Barry levels a flat stare at the robber. “One, I’m 69. Two, I already gave you everything in the register. Three, I’m not going to be the one paying hospital bills if this turns into a fight.”

The guy snarls something that gets drowned out by the sharp crack of a gunshot. Barry holds himself perfectly still and suppresses the urge to flinch as the bullet buries itself in his chest, momentarily poking a few holes in two of his lungs in the process.

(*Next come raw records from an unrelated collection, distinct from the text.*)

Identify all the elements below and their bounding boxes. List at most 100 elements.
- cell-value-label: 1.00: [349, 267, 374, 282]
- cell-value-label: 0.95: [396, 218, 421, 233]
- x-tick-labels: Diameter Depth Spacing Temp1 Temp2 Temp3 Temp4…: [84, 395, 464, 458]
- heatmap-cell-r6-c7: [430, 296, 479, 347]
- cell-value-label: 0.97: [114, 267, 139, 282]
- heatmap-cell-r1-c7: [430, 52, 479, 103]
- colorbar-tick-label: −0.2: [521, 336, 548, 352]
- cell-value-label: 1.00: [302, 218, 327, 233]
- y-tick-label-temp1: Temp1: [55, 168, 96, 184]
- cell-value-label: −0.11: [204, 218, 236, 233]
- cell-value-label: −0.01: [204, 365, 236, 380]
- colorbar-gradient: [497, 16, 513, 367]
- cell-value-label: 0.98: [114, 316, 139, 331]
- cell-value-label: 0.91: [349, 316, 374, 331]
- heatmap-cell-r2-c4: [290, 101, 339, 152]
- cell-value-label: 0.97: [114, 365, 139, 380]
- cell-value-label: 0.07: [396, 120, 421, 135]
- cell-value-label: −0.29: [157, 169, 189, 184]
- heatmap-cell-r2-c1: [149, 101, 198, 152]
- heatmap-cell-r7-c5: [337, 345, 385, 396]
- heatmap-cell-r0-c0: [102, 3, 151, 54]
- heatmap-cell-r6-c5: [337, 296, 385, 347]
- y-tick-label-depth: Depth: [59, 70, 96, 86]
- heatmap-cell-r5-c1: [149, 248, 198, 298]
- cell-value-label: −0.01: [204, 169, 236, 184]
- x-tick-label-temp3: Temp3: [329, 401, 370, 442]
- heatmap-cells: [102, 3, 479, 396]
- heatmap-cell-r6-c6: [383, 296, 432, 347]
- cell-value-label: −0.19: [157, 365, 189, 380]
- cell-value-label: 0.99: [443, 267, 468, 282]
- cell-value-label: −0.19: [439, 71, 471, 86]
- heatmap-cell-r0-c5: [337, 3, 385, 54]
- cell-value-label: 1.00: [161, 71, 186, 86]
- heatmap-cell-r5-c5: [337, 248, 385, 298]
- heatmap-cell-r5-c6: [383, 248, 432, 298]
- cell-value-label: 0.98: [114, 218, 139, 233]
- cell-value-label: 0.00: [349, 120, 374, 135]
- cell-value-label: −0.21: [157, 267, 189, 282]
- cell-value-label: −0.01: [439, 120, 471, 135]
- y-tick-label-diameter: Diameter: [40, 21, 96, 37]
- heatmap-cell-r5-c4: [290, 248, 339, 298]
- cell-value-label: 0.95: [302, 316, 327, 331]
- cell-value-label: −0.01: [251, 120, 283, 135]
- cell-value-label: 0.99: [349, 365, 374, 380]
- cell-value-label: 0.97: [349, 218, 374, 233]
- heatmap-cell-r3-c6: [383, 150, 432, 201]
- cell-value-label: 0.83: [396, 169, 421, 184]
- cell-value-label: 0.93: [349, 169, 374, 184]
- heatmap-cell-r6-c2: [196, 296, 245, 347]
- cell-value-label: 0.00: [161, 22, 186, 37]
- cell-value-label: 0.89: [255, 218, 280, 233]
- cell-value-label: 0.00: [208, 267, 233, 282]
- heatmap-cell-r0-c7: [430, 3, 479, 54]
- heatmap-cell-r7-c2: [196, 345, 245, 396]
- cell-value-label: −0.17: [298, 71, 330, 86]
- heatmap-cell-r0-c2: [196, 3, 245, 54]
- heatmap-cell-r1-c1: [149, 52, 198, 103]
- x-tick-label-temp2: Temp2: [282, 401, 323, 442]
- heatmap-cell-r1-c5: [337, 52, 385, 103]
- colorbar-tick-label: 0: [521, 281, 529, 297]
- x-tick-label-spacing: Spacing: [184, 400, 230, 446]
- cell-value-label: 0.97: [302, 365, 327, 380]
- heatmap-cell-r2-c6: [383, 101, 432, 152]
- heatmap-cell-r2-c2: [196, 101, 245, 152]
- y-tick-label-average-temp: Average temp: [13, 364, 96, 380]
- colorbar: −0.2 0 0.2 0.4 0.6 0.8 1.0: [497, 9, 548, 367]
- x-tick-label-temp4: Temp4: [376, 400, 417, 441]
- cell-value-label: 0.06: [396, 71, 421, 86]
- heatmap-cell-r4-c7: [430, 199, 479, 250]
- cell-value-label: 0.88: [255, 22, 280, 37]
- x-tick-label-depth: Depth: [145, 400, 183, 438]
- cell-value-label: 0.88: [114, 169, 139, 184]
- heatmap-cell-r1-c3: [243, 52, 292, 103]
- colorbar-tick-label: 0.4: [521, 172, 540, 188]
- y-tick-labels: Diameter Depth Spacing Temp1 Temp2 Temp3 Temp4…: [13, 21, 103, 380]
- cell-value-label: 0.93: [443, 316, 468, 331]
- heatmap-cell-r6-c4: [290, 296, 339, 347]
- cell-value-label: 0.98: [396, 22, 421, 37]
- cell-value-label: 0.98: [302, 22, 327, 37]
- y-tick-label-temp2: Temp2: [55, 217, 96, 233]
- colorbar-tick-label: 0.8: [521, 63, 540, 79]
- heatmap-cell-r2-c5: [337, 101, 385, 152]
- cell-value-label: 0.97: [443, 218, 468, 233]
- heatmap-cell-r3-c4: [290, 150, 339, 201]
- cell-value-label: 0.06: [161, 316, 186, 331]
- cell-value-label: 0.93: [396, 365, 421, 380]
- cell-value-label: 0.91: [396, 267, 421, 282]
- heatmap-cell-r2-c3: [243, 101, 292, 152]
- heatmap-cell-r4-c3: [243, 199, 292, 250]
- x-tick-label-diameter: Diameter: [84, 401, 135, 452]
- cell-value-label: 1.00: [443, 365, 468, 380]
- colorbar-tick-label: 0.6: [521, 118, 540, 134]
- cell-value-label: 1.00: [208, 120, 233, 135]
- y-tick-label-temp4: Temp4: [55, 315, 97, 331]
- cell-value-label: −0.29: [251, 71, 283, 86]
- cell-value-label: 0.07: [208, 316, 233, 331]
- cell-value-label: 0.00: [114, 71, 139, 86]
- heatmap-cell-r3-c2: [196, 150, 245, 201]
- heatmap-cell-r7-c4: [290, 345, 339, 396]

(Better him than the wall- the building is much less resilient and drywall repair isn’t cheap. Plus, collateral damage from overpenetration is a real risk in a cheaply constructed two-story building.)

“…You do realize that bullets can punch through walls and hit people on the other side, right?” Barry asks, idly plunging a hand into his chest and plucking the bullet out from where it had lodged into the bone of his left sixth rib. “Like, there’s a 24-hour daycare on the other side of that wall. You could have hurt someone!”

The robber abruptly pales, gaze darting between the rapidly sealing hole in Barry’s chest and the viscera-slick bullet pinned between Barry’s bloodstained fingers. “What…what are you?!”

Well, he’s a speedster, a child of the Speed Force shelled in the guise of humanity for idiosyncratic individual reasons. The cops think he’s just a metahuman, though, and he will have to talk to them later, so it’s best if he doesn’t say much to this guy.

“I don’t really feel like explaining my whole life story to a guy who thought robbing a bookstore in the wee hours of the morning was a good idea.” Barry snatches the gun out of the robber’s hands, flicks on the safety and sets it down behind the counter. “Cops will probably show up as soon as they’re done with the real emergencies. If you’re gone before they get here and leave me and my shop alone from here on out, I’ll let you go.”

The robber promptly scrambles towards the door of Barry’s shop. In the process, he knocks over a few stacks of books and steps on them, leaving muddy bootprints on the covers.

Barry doesn’t wait a moment longer before he snatches the robber up by the collar of his hoodie and yanks him into the air. “Alright, that’s it. I cannot believe you people. I literally just told you to leave my shop alone, and the first thing you do is put your muddy bootprints on the merchandise. You better hope those books are still in salable condition or I’m billing you for twice the sale price of every book that needs replacement. In body parts, if necessary.”

The robber nods frantically. Barry drops him, and watches him much-more-carefully scramble out of the building without stepping on anything.

Really, the most annoying part of this entire debacle is that he needs to wash his hands and change his shirt. He really should start keeping a spare change of clothes in the shop.

(Thankfully for the robber, the books they stepped on are all fine with just a quick wipe-down with a soft cloth to remove the mud from their covers, so Barry didn’t even have to hunt them down to request payment.)